Сорок дней следовало соблюдать пост, утоляя жажду исключительно майской росой, собранной с ростков пшеницы, а голод – единственным куском хлеба. На семнадцатый день полагалось кровопускание, и только после этого начинался прием раствора ксериона в малых дозах, постепенно нарастающих вплоть до тридцать второго дня. Потом опять кровопускание, укладывающее вас при такой диете на целую неделю в постель. Мало того, постель приходилось постоянно менять, потому что человек впадал в некое подобие комы и за деятельность организма не отвечал. Потом начиналось кормление легкими блюдами и прием того же снадобья, но уже в гранулах – то есть в настоящих дозах. Постепенно во сне у человека выпадали волосы, зубы, ногти, отслаивалась и сползала кожа. На тридцать девятый день все это безобразие завершалось приемом десяти капель эликсира Ахарата в двух ложках красного вина. Наступал день сороковой, и вы могли считать себя обновленным. Правда, еще две недели было невыносимо тяжело: страшно чесалось все тело и резались новые зубы…

С тех пор я стал гораздо терпимее относиться к вопящим младенцам.

Покуда я мучился, мне выправили новые документы. Теперь я был белым кыргызом, представителем исчезающе малой народности, ютящейся в хакасских степях, жертвы царского самодержавия и помещиков эксплуататоров (откуда в Сибири взялись помещики, мне неведомо), поэтом двуязычником и переводчиком народных эпосов. Так что мое включение в состав делегатов от Восточно Сибирской области выглядело вполне естественным. Имя мое стало Алан Кюбетей, и лет мне от роду было двадцать четыре. Национальный костюм я придумал сам, да такой, что в нем не стыдно было предстать перед самим абиссинским негусом. Когда то мы с ним расстались друзьями…

Номер в «Национале» мы делили с Ваней Молчановым, который, подобно Суворову, присовокупил к своей фамилии топонимический довесок: «Сибирский».

Дабы не путали его с тем, другим Молчановым, попавшим под кинжальный огонь критики бедного Маяковского. Человек он был не без способностей, в другое время и при других обстоятельствах я бы охотно с ним позанимался, но здесь приходилось ломать комедию. Так, скажем, номер наш был снабжен биде, в котором я незамедлительно омыл уставшие ноги, чем привел Ивана в несказанный восторг. Это могло бы послужить началом цикла легенд, если бы Иван не оказался достаточно тактичен, и если бы подавляющее большинство делегатов не столкнулись бы с этим чудом цивилизации впервые в жизни.

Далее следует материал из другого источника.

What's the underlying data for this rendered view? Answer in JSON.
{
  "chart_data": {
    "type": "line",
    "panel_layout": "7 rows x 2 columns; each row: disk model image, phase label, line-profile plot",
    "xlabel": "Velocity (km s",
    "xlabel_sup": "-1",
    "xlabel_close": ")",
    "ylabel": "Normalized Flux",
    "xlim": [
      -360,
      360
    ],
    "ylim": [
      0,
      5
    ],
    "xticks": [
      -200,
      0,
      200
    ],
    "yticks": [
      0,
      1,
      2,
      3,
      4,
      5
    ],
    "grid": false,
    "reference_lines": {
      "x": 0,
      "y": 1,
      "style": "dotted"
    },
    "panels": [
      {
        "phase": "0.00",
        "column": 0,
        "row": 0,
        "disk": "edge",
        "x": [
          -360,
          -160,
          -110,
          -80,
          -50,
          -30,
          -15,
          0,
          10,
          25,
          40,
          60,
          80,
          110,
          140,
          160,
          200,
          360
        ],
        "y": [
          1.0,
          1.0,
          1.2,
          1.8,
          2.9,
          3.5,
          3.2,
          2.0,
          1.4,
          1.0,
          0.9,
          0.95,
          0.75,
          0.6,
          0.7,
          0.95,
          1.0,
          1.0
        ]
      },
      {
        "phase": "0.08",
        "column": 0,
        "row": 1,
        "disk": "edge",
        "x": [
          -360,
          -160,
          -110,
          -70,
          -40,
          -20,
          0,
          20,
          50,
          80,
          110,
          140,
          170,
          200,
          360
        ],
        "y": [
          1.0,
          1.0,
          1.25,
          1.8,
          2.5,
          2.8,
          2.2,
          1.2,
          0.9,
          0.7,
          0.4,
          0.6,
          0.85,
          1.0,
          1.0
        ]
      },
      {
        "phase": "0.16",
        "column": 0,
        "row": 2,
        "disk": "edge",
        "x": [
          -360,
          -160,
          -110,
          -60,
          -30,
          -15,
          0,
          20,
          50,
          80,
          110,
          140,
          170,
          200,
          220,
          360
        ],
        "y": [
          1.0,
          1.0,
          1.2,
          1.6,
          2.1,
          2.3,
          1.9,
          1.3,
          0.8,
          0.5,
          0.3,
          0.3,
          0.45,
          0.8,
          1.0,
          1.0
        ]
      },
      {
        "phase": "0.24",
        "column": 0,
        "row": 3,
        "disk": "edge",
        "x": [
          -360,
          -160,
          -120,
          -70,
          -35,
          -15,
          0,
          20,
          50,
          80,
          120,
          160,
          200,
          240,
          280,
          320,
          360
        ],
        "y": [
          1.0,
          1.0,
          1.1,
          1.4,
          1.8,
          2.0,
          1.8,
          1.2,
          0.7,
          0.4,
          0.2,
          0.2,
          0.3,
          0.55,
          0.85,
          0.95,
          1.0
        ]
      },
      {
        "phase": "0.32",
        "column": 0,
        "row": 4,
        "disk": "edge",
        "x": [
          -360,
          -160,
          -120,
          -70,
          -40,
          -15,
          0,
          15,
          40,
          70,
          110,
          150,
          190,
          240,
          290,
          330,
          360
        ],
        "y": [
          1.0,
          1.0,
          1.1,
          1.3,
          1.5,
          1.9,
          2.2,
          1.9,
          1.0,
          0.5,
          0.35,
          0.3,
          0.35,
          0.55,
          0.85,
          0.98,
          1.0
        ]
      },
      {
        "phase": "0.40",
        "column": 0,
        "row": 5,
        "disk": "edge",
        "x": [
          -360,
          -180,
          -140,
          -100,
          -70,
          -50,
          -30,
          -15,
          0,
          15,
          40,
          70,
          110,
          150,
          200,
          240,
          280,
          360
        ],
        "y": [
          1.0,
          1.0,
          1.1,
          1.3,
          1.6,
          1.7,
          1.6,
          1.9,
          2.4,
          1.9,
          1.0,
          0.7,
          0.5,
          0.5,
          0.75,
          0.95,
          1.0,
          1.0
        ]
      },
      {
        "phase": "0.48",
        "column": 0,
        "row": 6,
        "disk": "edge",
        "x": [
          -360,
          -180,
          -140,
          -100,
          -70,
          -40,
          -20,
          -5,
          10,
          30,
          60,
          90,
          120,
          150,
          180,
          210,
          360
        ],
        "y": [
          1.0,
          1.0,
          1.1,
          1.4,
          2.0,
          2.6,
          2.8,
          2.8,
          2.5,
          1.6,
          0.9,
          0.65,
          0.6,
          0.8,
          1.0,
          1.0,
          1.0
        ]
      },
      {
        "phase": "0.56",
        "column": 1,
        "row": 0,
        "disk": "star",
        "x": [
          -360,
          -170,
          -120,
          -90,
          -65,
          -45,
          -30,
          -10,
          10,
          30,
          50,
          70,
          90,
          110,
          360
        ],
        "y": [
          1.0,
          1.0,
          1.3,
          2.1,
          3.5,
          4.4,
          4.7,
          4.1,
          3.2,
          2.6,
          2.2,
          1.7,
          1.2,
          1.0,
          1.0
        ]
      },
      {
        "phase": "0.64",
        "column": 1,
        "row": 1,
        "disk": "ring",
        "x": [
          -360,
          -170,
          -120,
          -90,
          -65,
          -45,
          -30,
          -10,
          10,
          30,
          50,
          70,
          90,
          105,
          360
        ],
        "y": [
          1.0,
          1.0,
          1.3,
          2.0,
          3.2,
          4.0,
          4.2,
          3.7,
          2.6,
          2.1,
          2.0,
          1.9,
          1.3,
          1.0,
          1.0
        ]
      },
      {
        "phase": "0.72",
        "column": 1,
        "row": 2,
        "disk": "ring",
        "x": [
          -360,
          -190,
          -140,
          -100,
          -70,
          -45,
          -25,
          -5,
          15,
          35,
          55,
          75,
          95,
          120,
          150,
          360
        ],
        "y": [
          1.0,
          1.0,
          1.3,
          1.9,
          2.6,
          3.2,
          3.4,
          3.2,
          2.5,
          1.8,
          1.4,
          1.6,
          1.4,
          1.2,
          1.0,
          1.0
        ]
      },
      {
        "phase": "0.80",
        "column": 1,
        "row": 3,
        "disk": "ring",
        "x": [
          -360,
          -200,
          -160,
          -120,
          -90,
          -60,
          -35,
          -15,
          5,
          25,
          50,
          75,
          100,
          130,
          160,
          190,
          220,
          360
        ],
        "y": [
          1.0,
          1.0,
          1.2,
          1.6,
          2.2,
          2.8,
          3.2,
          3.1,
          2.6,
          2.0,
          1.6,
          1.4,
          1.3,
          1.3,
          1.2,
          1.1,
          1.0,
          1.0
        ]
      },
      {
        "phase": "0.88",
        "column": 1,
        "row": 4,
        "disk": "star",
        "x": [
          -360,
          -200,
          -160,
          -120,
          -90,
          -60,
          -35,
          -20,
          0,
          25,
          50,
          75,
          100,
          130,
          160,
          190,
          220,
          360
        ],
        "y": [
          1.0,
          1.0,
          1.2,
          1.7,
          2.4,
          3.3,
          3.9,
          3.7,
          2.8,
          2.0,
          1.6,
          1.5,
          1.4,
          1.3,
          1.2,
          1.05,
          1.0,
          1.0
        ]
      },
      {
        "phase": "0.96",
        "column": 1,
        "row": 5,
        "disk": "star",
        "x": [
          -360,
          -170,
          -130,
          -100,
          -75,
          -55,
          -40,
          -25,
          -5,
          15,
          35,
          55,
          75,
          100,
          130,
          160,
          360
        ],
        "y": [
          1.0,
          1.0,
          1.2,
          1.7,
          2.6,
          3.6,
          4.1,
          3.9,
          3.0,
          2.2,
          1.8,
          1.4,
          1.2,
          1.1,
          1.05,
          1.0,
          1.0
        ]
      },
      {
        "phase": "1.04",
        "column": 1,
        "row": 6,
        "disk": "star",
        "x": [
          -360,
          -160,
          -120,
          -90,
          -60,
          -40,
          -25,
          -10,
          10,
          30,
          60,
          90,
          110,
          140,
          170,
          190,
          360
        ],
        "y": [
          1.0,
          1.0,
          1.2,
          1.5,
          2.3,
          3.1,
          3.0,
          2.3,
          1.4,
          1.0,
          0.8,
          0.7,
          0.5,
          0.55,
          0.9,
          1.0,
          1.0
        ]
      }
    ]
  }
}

Я предполагал, что господа «красные маги» порезвятся здесь на славу. Ведь, по моей же версии, вся затея эта – со Съездом и формированием единого писательского союза – была ни чем иным, как сооружением огромной астральной пушки, этакой «Большой Берты» ментального пространства, долженствующей обеспечить стратегическое преимущество. Однако, к моему изумлению, Колонный зал освобожден был от кабиров марксизма и украшен портретами Шекспира, Льва Толстого, Мольера, Гоголя, Сервантеса, Гейне, Пушкина и других гениев, которые не то что не могли мне повредить, но даже и прибавляли силы. Оркестр был, на мой вкус, слишком громок; хорошо хоть, пиесу они исполняли достаточно короткую: туш – правда, чересчур часто.

Делегаты расселись и стали шумно ждать. Наконец, грянули аплодисменты. На трибуне воздвиглась сутулая фигура писателя буревестника. Того самого, чья спасительная для меня телеграмма так и не поспела вовремя… Буревестник был болен. Хуже того: Буревестник был сломан…

– Уважаемые товарищи! Прежде, чем открыть первый за всю многовековую историю литературы съезд литераторов советских социалистических республик, я – по праву председателя оргкомитета союза писателей – разрешаю себе сказать несколько слов о смысле и значении нашего съезда. Значение это – в том, что прежде распыленная литература всех наших народностей выступает как единое целое перед лицом революционного пролетариата всех стран и перед лицом дружественных нам революционных литераторов. Мы выступаем, демонстрируя, разумеется, не только географическое наше единение, но демонстрируя единство нашей цели, которая, конечно, не стесняет разнообразия наших творческих приемов и стремлений…

Вступительное слово мэтра оказалось, по счастью, кратким и достаточно бессодержательным. Потом долго и нудно выбирали президиум, в состав которого вошли немало знакомых мне фигур, в частности – Мариэтта Шагинян.

Вот бы подойти к ней и потребовать вернуть данные ей взаймы в двадцать первом, незадолго до моего ареста, пятьдесят тысяч: так ведь сделает вид, что слуховой аппарат испортился…

Тем временем очередной шквал аплодисментов выплеснул на трибуну секретаря ЦК ВКП(б) товарища Жданова. Так я его увидел в первый раз…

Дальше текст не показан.